McKinsey and Company suggest that by 2030, 75 million to 375 million workers (3% to 14% of the global workforce) will need to switch occupational categories. Also, all workers will need to adapt as their occupations evolve alongside increasingly capable machines. Some of that adaptation will require higher educational attainment, or spending more time on activities that require social and emotional skills, creativity, high-level cognitive capabilities, and other skills that are relatively hard to automate (there is a business opportunity there).
Contrary to the political stigma, automation actually adds jobs. When you automate the production of a good or service, then it becomes easier and cheaper to produce at an equivalent or higher quality. As a result, that good or service becomes more appealing and accessible to more people, and demand for the product naturally increases.
In some cases, demand increases so much that it results in the expansion of productive capacities—and that can offset any tech-driven job losses because humans still need to manage certain parts of the process.
A good example is the bank ATM. In the U.S., banks were encountering resistance from their employees for their horrible working hours. The push for ATMs was motivated by the need to shorten banking hours, reduce congestion in bank branches, and cut labor costs.
The ATM amplified the ubiquitous nature of banking, where banking didn’t need to be tied to a branch or a human being, was available 24/7, and could be accessed through machines, and later through phones and laptops.
When ATMs were introduced in 1969, people expected the number of banking locations to shrink. Instead, Benanav said, “It actually made it possible to set up many more of them, it became cost-effective.” There were under 200,000 bank tellers in 1970, but over 400,000 a decade later. And with this new technology, the demand for workers in surrounding industries such as cybersecurity, programming, and IT increased.

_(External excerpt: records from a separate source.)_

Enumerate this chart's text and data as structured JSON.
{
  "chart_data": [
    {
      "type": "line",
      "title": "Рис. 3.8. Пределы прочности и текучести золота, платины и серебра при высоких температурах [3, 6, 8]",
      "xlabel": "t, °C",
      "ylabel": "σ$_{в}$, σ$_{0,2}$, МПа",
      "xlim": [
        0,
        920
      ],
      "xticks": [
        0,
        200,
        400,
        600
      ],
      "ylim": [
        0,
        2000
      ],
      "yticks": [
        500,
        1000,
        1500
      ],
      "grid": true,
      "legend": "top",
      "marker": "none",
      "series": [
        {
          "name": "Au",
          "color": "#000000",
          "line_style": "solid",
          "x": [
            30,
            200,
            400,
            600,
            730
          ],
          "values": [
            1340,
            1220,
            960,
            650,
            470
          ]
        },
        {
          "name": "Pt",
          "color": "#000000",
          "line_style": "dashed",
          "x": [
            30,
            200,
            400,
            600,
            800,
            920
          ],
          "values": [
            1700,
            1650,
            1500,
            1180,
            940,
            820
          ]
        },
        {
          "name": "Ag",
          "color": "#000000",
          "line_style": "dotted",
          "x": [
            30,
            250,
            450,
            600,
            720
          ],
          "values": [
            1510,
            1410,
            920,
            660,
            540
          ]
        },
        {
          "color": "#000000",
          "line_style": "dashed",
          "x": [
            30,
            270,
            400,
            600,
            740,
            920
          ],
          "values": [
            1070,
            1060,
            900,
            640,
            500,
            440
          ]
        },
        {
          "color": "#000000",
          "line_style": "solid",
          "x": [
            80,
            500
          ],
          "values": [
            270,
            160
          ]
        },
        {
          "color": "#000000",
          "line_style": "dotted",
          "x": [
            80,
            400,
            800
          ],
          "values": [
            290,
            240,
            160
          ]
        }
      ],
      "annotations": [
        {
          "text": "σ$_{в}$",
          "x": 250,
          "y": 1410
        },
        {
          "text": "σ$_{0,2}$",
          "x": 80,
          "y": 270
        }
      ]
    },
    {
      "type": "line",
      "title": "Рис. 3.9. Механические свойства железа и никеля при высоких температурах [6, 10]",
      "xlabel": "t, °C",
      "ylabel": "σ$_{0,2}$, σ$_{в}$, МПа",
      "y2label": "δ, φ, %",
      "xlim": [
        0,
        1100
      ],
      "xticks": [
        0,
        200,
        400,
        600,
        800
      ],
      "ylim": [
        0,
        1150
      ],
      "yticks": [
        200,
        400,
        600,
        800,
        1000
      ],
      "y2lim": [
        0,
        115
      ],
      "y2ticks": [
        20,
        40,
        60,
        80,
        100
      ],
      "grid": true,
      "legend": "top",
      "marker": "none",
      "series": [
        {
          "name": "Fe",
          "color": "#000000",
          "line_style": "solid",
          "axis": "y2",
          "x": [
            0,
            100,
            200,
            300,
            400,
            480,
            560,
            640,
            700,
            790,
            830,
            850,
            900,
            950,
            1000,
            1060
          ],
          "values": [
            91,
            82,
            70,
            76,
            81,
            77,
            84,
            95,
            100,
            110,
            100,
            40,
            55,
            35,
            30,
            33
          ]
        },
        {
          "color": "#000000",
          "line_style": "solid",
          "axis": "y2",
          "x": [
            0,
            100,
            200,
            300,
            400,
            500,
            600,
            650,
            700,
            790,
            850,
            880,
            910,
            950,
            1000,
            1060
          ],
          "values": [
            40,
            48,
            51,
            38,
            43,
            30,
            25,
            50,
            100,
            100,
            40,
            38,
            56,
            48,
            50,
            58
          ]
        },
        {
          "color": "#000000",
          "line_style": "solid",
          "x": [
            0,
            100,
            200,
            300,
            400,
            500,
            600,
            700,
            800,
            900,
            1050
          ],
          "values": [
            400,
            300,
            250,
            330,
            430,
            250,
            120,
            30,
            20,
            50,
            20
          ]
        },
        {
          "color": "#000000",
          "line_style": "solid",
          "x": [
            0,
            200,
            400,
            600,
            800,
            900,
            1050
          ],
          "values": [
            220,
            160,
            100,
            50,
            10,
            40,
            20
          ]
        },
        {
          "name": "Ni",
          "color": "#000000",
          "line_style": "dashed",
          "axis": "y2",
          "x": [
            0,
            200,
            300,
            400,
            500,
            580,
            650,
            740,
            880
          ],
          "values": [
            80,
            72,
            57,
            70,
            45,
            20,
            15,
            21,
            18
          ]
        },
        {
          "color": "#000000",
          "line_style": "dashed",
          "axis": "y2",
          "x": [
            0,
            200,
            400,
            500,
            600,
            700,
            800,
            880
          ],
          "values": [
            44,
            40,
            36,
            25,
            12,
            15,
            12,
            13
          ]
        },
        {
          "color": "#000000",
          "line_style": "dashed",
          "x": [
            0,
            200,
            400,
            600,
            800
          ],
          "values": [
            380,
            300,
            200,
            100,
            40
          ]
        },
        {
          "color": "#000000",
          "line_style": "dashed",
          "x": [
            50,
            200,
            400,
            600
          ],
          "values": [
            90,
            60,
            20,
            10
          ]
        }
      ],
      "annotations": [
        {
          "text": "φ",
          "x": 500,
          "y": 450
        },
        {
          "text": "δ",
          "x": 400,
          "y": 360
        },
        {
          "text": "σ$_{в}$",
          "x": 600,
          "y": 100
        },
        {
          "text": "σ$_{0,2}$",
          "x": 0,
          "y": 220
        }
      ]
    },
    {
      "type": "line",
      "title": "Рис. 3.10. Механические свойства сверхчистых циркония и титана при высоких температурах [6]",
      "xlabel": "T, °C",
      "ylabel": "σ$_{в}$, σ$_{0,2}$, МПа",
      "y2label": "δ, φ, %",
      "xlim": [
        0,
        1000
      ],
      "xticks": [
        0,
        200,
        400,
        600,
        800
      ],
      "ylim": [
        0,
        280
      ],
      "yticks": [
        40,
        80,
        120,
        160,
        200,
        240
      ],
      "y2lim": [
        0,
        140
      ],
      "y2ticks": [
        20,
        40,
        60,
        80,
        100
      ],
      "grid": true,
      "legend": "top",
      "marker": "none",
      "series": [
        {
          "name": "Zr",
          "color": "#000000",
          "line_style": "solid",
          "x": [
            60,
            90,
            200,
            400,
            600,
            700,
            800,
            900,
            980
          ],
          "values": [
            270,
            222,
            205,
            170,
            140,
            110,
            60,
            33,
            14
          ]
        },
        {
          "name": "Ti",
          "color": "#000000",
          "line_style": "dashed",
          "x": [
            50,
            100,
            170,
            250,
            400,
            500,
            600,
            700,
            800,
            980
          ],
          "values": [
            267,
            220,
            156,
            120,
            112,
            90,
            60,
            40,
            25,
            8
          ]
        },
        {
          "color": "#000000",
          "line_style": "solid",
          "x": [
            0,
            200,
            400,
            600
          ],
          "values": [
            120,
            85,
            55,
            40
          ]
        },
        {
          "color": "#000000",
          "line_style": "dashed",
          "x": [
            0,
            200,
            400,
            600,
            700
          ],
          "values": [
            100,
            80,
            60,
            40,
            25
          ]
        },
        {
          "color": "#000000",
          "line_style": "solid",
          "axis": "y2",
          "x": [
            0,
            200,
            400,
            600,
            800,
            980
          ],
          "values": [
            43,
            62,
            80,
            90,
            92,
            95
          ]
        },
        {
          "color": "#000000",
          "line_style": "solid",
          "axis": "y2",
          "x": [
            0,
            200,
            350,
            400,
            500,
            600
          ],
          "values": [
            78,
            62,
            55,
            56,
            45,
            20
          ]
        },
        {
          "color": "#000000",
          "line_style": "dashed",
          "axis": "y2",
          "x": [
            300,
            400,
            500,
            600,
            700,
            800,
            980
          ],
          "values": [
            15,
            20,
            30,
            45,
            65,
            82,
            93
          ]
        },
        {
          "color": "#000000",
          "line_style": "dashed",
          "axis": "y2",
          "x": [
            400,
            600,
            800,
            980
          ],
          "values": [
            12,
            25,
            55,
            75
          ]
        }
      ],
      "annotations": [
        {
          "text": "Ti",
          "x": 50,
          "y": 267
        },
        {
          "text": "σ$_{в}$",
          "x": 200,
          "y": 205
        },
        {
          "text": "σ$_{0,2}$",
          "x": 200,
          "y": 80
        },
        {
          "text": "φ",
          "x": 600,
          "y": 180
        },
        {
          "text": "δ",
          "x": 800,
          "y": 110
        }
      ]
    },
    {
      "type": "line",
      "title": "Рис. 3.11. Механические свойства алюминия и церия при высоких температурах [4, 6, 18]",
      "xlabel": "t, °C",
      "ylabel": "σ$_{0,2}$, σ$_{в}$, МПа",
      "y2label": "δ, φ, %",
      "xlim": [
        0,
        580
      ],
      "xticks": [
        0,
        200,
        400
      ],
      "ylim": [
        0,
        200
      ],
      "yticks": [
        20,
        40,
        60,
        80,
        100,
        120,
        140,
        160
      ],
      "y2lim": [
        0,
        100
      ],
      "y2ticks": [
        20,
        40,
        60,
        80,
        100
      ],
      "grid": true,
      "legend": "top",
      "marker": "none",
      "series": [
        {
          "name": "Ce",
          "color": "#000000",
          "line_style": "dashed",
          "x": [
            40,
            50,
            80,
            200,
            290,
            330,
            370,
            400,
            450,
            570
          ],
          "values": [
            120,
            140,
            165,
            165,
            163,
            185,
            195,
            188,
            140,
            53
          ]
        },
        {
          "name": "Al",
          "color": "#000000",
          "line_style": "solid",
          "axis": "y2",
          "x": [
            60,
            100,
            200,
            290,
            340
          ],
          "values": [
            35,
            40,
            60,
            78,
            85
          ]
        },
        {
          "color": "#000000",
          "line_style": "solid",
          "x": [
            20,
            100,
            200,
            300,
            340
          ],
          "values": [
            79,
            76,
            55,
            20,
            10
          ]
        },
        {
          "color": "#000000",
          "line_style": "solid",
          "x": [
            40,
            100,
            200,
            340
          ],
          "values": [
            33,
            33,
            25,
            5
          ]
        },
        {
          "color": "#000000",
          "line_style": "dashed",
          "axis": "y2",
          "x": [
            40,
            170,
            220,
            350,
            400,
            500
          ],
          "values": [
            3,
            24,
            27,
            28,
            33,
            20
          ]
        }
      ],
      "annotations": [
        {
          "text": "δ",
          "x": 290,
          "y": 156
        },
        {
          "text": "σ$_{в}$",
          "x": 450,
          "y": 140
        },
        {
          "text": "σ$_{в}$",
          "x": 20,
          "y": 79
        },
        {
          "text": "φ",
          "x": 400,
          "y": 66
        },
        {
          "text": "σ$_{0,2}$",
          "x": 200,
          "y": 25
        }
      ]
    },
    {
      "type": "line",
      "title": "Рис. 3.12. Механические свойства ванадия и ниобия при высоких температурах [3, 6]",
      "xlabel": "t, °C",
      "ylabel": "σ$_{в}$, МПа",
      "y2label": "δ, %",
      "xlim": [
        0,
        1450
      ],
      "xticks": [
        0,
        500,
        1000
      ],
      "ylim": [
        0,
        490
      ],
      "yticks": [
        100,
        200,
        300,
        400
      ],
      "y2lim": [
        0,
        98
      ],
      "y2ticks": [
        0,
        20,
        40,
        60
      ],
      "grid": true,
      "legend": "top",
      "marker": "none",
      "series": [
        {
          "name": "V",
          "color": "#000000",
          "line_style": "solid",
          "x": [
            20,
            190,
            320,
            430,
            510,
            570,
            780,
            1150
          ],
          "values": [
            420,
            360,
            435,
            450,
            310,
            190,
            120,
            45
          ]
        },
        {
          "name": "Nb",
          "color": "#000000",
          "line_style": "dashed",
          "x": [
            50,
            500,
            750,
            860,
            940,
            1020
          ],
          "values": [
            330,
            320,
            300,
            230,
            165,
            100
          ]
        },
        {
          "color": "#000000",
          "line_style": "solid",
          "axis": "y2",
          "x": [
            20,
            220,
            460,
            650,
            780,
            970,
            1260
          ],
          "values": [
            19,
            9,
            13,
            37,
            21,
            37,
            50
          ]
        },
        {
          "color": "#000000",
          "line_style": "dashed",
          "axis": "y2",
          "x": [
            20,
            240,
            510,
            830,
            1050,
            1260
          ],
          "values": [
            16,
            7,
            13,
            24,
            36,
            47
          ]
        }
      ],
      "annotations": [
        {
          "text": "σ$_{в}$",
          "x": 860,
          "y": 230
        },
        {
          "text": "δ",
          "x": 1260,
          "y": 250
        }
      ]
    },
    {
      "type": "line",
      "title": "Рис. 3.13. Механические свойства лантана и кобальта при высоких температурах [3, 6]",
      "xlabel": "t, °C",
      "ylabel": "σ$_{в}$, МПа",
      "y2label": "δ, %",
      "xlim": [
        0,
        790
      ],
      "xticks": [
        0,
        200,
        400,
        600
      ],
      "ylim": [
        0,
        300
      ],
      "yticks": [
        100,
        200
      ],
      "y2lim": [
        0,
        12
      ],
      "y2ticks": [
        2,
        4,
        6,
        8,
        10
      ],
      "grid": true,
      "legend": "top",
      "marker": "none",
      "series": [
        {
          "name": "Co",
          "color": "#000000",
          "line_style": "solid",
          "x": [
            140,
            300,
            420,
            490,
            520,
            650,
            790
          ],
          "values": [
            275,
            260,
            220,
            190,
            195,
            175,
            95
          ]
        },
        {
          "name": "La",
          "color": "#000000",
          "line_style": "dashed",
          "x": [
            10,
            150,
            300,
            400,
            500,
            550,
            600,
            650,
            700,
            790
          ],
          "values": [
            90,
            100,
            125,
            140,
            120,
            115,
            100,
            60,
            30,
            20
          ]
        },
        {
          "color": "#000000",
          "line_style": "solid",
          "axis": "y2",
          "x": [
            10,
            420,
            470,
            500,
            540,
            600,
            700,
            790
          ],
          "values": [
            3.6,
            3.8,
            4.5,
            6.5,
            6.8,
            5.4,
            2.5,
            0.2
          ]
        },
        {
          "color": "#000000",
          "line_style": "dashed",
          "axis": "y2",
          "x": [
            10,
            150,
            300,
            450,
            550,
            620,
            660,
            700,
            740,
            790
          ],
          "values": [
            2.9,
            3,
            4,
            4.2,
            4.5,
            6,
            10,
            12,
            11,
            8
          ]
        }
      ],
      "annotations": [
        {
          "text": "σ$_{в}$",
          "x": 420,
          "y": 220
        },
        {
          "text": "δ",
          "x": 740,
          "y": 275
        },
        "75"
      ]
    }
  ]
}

More than 60% of jobs performed in 2018 had not yet been invented in 1940MIT
According to the World Economic Forum, 65% of children entering primary school will end up in jobs that don’t yet exist. A 2016 World Economic Forum report found that “In many industries and countries, the most in-demand occupations or specialties did not exist 10 or even 5 years ago, and the pace of change is set to accelerate.”
While technology does in fact replace jobs, it also dawns new work, oftentimes jobs that we could have never imagined. Besides, who would have thought that today there would be content creators, yoga instructors, and OnlyFans models?